Thursday, October 16, 2008

Watch out for anger

For behold, his designs were to stir up the Lamanites to anger against the Nephites; this he did that he might usurp great power over [the Lamanites], and also that he might gain power over the Nephites by bringing them into bondage. (Alma 43:8)
This scripture teaches me that I must be very careful when someone is trying to make me angry at another person. I’ve noticed that when I get angry, it is almost impossible for me to be fair or prevent myself from over-reacting.

The resurrected Jesus Christ talked about the dangers of anger when He visited the Nephites on the American continent. (He said some of the same things that He said during his mortal ministry):
21 Ye have heard that it hath been said by them of old time, and it is also written before you, that thou shalt not kill, and whosoever shall kill shall be in danger of the judgment of God;
22 But I say unto you, that whosoever is angry with his brother shall be in danger of his judgment.
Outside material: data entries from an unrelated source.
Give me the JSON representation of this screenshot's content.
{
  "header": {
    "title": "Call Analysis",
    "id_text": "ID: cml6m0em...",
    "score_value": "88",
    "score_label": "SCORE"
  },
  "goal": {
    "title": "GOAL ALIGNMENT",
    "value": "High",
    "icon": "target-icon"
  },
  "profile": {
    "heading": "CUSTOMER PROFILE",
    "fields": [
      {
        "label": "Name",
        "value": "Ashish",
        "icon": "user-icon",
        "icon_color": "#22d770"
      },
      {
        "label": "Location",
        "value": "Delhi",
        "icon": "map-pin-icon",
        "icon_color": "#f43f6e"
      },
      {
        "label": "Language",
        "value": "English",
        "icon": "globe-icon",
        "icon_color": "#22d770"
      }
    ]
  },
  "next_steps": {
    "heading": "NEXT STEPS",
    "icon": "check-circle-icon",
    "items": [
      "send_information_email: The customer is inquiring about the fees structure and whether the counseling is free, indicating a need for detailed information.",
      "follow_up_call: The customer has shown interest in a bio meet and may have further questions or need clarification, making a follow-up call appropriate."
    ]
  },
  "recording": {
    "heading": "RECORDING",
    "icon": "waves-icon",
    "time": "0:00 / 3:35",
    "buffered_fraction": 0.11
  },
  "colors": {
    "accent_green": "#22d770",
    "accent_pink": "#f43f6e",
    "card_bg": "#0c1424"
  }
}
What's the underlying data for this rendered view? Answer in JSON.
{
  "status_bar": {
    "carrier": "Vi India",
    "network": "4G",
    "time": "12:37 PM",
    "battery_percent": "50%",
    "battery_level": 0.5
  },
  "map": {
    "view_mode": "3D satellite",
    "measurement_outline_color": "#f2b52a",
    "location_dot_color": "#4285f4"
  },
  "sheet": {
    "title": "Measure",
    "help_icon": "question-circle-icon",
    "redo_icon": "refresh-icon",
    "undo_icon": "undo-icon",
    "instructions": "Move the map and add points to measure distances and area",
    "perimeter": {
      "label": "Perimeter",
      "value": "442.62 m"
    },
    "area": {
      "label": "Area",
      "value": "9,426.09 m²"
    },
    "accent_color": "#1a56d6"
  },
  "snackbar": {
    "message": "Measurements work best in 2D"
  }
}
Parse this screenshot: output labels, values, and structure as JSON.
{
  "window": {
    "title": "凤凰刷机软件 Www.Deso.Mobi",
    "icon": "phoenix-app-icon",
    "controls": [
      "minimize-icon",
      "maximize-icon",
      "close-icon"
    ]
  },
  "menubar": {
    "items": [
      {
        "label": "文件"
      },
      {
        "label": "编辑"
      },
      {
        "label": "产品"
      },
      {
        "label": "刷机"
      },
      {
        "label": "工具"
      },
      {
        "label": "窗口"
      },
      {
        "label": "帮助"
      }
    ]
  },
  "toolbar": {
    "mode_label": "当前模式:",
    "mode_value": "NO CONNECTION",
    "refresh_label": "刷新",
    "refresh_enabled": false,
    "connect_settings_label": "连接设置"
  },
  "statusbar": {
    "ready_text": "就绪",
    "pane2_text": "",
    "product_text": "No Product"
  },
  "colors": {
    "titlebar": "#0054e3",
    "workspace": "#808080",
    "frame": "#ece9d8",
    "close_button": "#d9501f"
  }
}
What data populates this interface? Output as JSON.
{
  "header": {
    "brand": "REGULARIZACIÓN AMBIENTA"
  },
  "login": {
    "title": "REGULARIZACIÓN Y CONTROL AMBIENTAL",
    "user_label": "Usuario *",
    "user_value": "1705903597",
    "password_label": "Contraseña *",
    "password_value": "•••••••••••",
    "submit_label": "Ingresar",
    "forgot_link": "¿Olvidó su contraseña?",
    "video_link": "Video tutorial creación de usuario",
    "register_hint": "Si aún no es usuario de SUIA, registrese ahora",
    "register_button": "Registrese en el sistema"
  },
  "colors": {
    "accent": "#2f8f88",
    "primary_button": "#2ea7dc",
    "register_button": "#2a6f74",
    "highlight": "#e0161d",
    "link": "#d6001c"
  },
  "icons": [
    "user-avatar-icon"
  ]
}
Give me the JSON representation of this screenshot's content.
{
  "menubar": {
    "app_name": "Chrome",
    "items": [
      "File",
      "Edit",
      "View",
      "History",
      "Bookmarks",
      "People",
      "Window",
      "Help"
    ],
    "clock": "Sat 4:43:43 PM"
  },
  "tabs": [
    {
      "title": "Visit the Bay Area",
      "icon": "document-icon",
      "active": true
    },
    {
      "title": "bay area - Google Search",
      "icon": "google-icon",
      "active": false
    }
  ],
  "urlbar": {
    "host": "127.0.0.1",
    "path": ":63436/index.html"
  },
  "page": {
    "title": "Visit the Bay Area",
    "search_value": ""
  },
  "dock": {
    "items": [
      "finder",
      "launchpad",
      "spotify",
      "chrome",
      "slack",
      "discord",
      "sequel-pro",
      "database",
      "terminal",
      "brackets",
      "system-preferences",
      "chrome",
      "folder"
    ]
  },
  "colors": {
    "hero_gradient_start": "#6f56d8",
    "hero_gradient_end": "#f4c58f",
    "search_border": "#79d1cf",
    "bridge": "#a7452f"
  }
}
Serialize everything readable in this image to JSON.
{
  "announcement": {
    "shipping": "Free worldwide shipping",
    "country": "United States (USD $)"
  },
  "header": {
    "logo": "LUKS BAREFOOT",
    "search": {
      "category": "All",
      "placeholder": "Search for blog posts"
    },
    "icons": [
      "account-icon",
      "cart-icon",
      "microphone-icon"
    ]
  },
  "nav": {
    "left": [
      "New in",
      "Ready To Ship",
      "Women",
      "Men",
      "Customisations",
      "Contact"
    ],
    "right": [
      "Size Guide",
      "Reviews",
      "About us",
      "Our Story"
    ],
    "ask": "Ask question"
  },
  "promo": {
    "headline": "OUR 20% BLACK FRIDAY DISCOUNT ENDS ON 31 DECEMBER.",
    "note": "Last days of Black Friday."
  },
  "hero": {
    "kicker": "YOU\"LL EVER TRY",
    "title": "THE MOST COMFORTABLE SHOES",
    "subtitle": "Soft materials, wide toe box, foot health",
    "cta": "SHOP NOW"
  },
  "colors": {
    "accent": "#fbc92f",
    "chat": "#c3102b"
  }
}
And whosoever shall say to his brother, Raca, shall be in danger of the council; and whosoever shall say, Thou fool, shall be in danger of hell fire. (3 Nephi 12:21-22, compare to Matthew 5:21-22)
According to the index, the work Raca suggests contempt in both Aramaic and Greek.

Anger puts us in danger of the judgment of God because when we are angry we almost always want to take it out on something or someone. When we take our anger out on people we do or say mean things, which is a sin. In the midst of anger, we don’t want to think about weighing our actions or making sure we don’t go too far, because that requires a cool head and careful thinking. We don’t want to think when we’re angry, we just want to act.

I think it is interesting that right after warning against anger, Christ also warns against name-calling. This is probably because name-calling tends to make other people angry, and also it is a manifestation of arrogance and pride.

A lot of people misunderstand the nature of pride. President Ezra Taft Benson gave an amazing talk in which he clarifies the danger of pride. I think pride and anger are very much connected. Thinking we are better than someone else, which is a big part of pride, opens the door for us to justify being angry with them.

I’ve found the best way I can overcome my anger is by praying.

I can remember when I found out my husband had done something that very much made me feel insecure. I was very angry with him, and it was a good thing he wasn’t around at the time. I paced around our apartment and I just couldn’t let go of it. I didn’t like what I was feeling and deep inside I felt that what I was angry about was actually really stupid (a pin I found in our bed). I didn’t want to be mad at my husband, because he is my best friend. So I prayed about it. I told Heavenly Father all about how I felt and that I didn’t want to feel that way and I asked for help to not be angry any more. And gradually I simmered down. When my husband came home, I was able to express myself on the issue kindly, without heat, and reasonably.